From Hallucinations to Jailbreaks: Rethinking the Vulnerability of Large Foundation Models
This addresses a foundational issue for AI safety and robustness by revealing a shared failure mode, suggesting joint strategies, though it is incremental in linking two known vulnerabilities.
The paper tackled the problem of vulnerabilities in large foundation models, specifically hallucinations and jailbreak attacks, by proposing a unified theoretical framework and showing that mitigation techniques for one can reduce the other, with empirical validation on models like LLaVA-1.5 and MiniGPT-4.

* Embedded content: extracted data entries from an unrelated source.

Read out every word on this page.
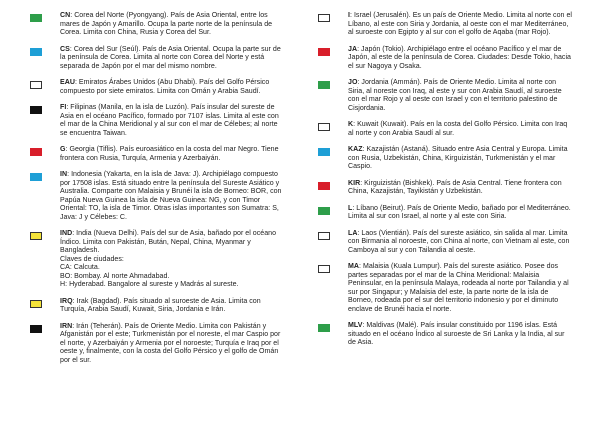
CN: Corea del Norte (Pyongyang). País de Asia Oriental, entre los mares de Japón y Amarillo. Ocupa la parte norte de la península de Corea. Limita con China, Rusia y Corea del Sur.
CS: Corea del Sur (Seúl). País de Asia Oriental. Ocupa la parte sur de la península de Corea. Limita al norte con Corea del Norte y está separada de Japón por el mar del mismo nombre.
EAU: Emiratos Árabes Unidos (Abu Dhabi). País del Golfo Pérsico compuesto por siete emiratos. Limita con Omán y Arabia Saudí.
FI: Filipinas (Manila, en la isla de Luzón). País insular del sureste de Asia en el océano Pacífico, formado por 7107 islas. Limita al este con el mar de la China Meridional y al sur con el mar de Célebes; al norte se encuentra Taiwan.
G: Georgia (Tiflis). País euroasiático en la costa del mar Negro. Tiene frontera con Rusia, Turquía, Armenia y Azerbaiyán.
IN: Indonesia (Yakarta, en la isla de Java: J). Archipiélago compuesto por 17508 islas. Está situado entre la península del Sureste Asiático y Australia. Comparte con Malaisia y Brunéi la isla de Borneo: BOR, con Papúa Nueva Guinea la isla de Nueva Guinea: NG, y con Timor Oriental: TO, la isla de Timor. Otras islas importantes son Sumatra: S, Java: J y Célebes: C.
IND: India (Nueva Delhi). País del sur de Asia, bañado por el océano Índico. Limita con Pakistán, Bután, Nepal, China, Myanmar y Bangladesh.
Claves de ciudades:
CA: Calcuta.
BO: Bombay. Al norte Ahmadabad.
H: Hyderabad. Bangalore al sureste y Madrás al sureste.
IRQ: Irak (Bagdad). País situado al suroeste de Asia. Limita con Turquía, Arabia Saudí, Kuwait, Siria, Jordania e Irán.
IRN: Irán (Teherán). País de Oriente Medio. Limita con Pakistán y Afganistán por el este; Turkmenistán por el noreste, el mar Caspio por el norte, y Azerbaiyán y Armenia por el noroeste; Turquía e Iraq por el oeste y, finalmente, con la costa del Golfo Pérsico y el golfo de Omán por el sur.
I: Israel (Jerusalén). Es un país de Oriente Medio. Limita al norte con el Líbano, al este con Siria y Jordania, al oeste con el mar Mediterráneo, al suroeste con Egipto y al sur con el golfo de Aqaba (mar Rojo).
JA: Japón (Tokio). Archipiélago entre el océano Pacífico y el mar de Japón, al este de la península de Corea. Ciudades: Desde Tokio, hacia el sur Nagoya y Osaka.
JO: Jordania (Ammán). País de Oriente Medio. Limita al norte con Siria, al noreste con Iraq, al este y sur con Arabia Saudí, al suroeste con el mar Rojo y al oeste con Israel y con el territorio palestino de Cisjordania.
K: Kuwait (Kuwait). País en la costa del Golfo Pérsico. Limita con Iraq al norte y con Arabia Saudí al sur.
KAZ: Kazajistán (Astaná). Situado entre Asia Central y Europa. Limita con Rusia, Uzbekistán, China, Kirguizistán, Turkmenistán y el mar Caspio.
KIR: Kirguizistán (Bishkek). País de Asia Central. Tiene frontera con China, Kazajistán, Tayikistán y Uzbekistán.
L: Líbano (Beirut). País de Oriente Medio, bañado por el Mediterráneo. Limita al sur con Israel, al norte y al este con Siria.
LA: Laos (Vientián). País del sureste asiático, sin salida al mar. Limita con Birmania al noroeste, con China al norte, con Vietnam al este, con Camboya al sur y con Tailandia al oeste.
MA: Malaisia (Kuala Lumpur). País del sureste asiático. Posee dos partes separadas por el mar de la China Meridional: Malaisia Peninsular, en la península Malaya, rodeada al norte por Tailandia y al sur por Singapur; y Malaisia del este, la parte norte de la isla de Borneo, rodeada por el sur del territorio indonesio y por el diminuto enclave de Brunéi hacia el norte.
MLV: Maldivas (Malé). País insular constituido por 1196 islas. Está situado en el océano Índico al suroeste de Sri Lanka y la India, al sur de Asia.
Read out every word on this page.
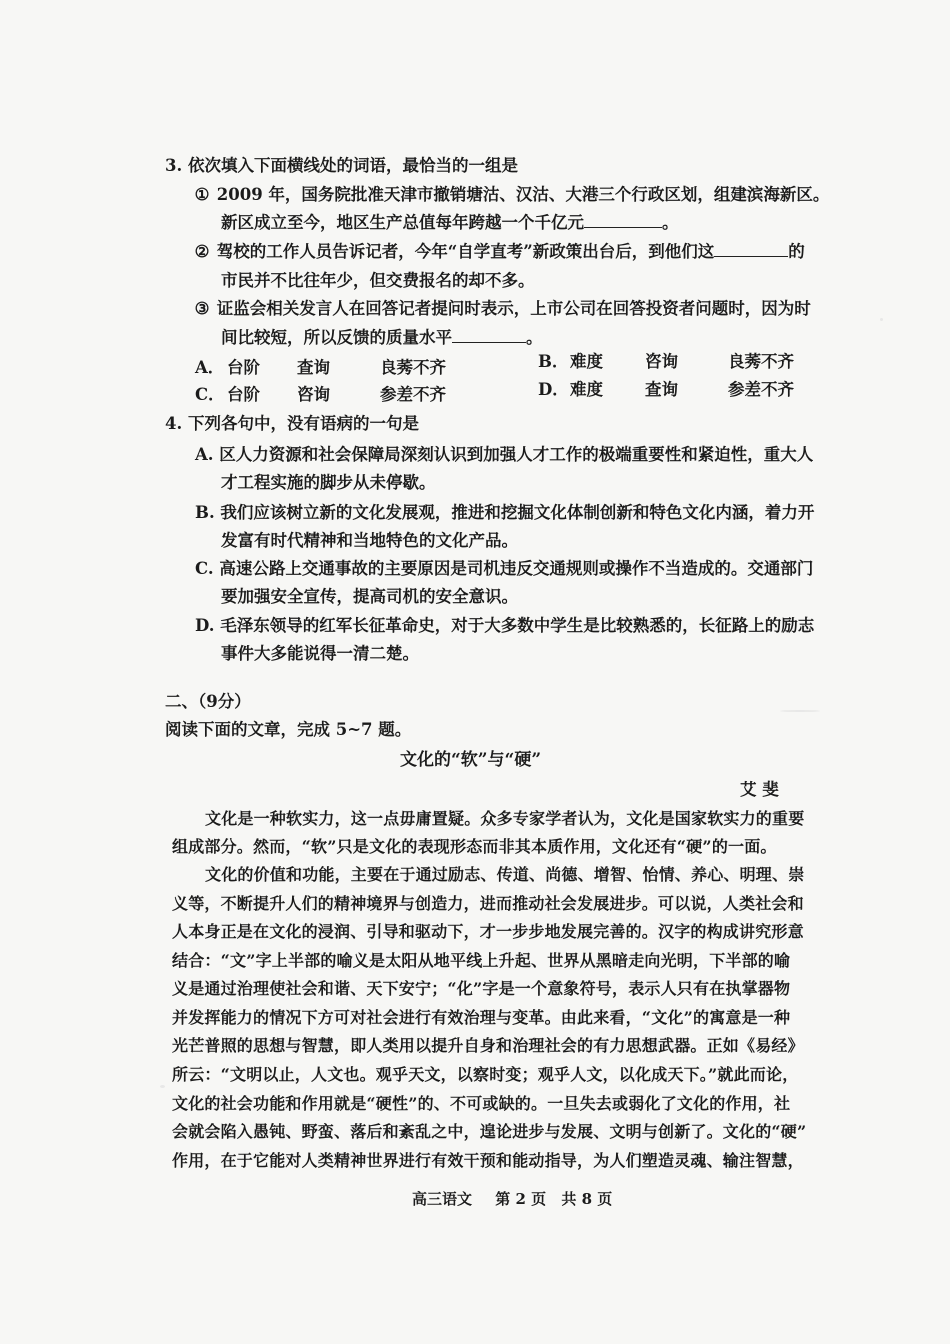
3. 依次填入下面横线处的词语，最恰当的一组是
① 2009 年，国务院批准天津市撤销塘沽、汉沽、大港三个行政区划，组建滨海新区。
新区成立至今，地区生产总值每年跨越一个千亿元	。
② 驾校的工作人员告诉记者，今年“自学直考”新政策出台后，到他们这	的
市民并不比往年少，但交费报名的却不多。
③ 证监会相关发言人在回答记者提问时表示，上市公司在回答投资者问题时，因为时
间比较短，所以反馈的质量水平	。
A． 台阶 查询	良莠不齐	B． 难度	咨询	良莠不齐
C． 台阶 咨询	参差不齐	D． 难度	查询	参差不齐
4. 下列各句中，没有语病的一句是
A. 区人力资源和社会保障局深刻认识到加强人才工作的极端重要性和紧迫性，重大人
才工程实施的脚步从未停歇。
B. 我们应该树立新的文化发展观，推进和挖掘文化体制创新和特色文化内涵，着力开
发富有时代精神和当地特色的文化产品。
C. 高速公路上交通事故的主要原因是司机违反交通规则或操作不当造成的。交通部门
要加强安全宣传，提高司机的安全意识。
D. 毛泽东领导的红军长征革命史，对于大多数中学生是比较熟悉的，长征路上的励志
事件大多能说得一清二楚。
二、（9分）
阅读下面的文章，完成 5~7 题。
文化的“软”与“硬”
艾 斐
文化是一种软实力，这一点毋庸置疑。众多专家学者认为，文化是国家软实力的重要
组成部分。然而，“软”只是文化的表现形态而非其本质作用，文化还有“硬”的一面。
文化的价值和功能，主要在于通过励志、传道、尚德、增智、怡情、养心、明理、崇
义等，不断提升人们的精神境界与创造力，进而推动社会发展进步。可以说，人类社会和
人本身正是在文化的浸润、引导和驱动下，才一步步地发展完善的。汉字的构成讲究形意
结合：“文”字上半部的喻义是太阳从地平线上升起、世界从黑暗走向光明，下半部的喻
义是通过治理使社会和谐、天下安宁；“化”字是一个意象符号，表示人只有在执掌器物
并发挥能力的情况下方可对社会进行有效治理与变革。由此来看，“文化”的寓意是一种
光芒普照的思想与智慧，即人类用以提升自身和治理社会的有力思想武器。正如《易经》
所云：“文明以止，人文也。观乎天文，以察时变；观乎人文，以化成天下。”就此而论，
文化的社会功能和作用就是“硬性”的、不可或缺的。一旦失去或弱化了文化的作用，社
会就会陷入愚钝、野蛮、落后和紊乱之中，遑论进步与发展、文明与创新了。文化的“硬”
作用，在于它能对人类精神世界进行有效干预和能动指导，为人们塑造灵魂、输注智慧，
高三语文 第 2 页 共 8 页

Large foundation models (LFMs) are susceptible to two distinct vulnerabilities: hallucinations and jailbreak attacks. While typically studied in isolation, we observe that defenses targeting one often affect the other, hinting at a deeper connection. We propose a unified theoretical framework that models jailbreaks as token-level optimization and hallucinations as attention-level optimization. Within this framework, we establish two key propositions: (1) \textit{Similar Loss Convergence} - the loss functions for both vulnerabilities converge similarly when optimizing for target-specific outputs; and (2) \textit{Gradient Consistency in Attention Redistribution} - both exhibit consistent gradient behavior driven by shared attention dynamics. We validate these propositions empirically on LLaVA-1.5 and MiniGPT-4, showing consistent optimization trends and aligned gradients. Leveraging this connection, we demonstrate that mitigation techniques for hallucinations can reduce jailbreak success rates, and vice versa. Our findings reveal a shared failure mode in LFMs and suggest that robustness strategies should jointly address both vulnerabilities.